Maintaining an equilibrium among the diverse and mostly competing players in the region, so that closer ties with Iran, in particular, do not inhibit relations with Arab countries, especially in the Gulf, as well as with Israel. Avoiding taking sides in the many inter-state conflicts; pledging support for region-wide security cooperation and conflict management/resolution.
Tightening energy coordination practices with the lead oil and gas producers; cooperating with them on measures designed to support energy prices, making sure that planned energy transition in the West does not come at the expense of fossil fuel producers. Building on the pragmatic relationship within the OPEC+ group with Saudi Arabia, the United Arab Emirates, Qatar, as well as Iran. Promoting nuclear energy cooperation.
Encouraging investment and technology cooperation with the region’s leading countries.
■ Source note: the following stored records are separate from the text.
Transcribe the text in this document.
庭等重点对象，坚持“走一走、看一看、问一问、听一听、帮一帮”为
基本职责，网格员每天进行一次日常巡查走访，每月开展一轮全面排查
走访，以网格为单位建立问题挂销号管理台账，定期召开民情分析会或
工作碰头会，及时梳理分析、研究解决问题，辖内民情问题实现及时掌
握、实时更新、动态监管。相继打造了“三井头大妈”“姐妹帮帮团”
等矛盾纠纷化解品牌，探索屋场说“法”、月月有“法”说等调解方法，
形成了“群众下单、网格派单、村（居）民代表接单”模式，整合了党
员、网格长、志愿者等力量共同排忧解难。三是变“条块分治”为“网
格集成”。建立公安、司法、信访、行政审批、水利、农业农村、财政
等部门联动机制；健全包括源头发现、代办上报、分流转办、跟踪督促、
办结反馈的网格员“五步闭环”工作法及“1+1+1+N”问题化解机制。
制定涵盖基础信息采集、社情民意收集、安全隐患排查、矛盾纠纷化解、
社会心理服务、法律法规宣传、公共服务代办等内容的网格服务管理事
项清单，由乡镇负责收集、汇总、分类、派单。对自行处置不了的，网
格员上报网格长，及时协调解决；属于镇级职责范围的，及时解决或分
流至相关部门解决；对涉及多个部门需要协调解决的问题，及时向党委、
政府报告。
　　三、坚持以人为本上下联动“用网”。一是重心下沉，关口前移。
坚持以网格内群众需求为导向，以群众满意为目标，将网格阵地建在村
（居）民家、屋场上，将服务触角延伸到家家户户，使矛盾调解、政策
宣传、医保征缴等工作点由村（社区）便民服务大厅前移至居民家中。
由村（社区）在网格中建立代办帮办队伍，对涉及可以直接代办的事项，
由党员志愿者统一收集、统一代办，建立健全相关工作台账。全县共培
Doubling down on the logistical corridor linking Russia’s Astrakhan to Iran’s Enzeli and on to India’s Mumbai. Expanding the use in bilateral trade of non-Western payment systems and instruments.
Supporting the expansion of non-Western economic institutions such as BRICS, to which the region’s countries, such as Turkey, Saudi Arabia, and Egypt, intend to accede; and the SCO, which Iran (along with Belarus) plans to join, as well as investing more political and intellectual input into both the BRICS and SCO as the leading economic and security platforms globally and in Greater Eurasia.
While the updated strategy does not completely shun interaction with Western countries – e.g., on the Syrian conflict or on the Iranian nuclear program, it needs to view the West, primarily the United States and the European Union, as opponents seeking to completely isolate Russia. As such, the West’s policies will aim at defeating Russia’s regional strategy. Cooperation with the West in these circumstances has to be limited to the few issues that serve Russian interests and are in line with the values supported by the Russian people.
Given that – with the exception of Iran and Syria – all other MENA countries maintain active and close relations with Washington and depend on the US for political support, financial or military assistance, technology or access to the American market, Russia’s strategy needs to be resourceful in dealing with the obstacles and limitations imposed by those dependencies, while offering tangible benefits to Moscow’s regional partners.
At the same time, Russia will need to engage its major strategic partners, China and India, with a view to coordinating their policies on the Middle East, to the extent that it’s both feasible and advisable.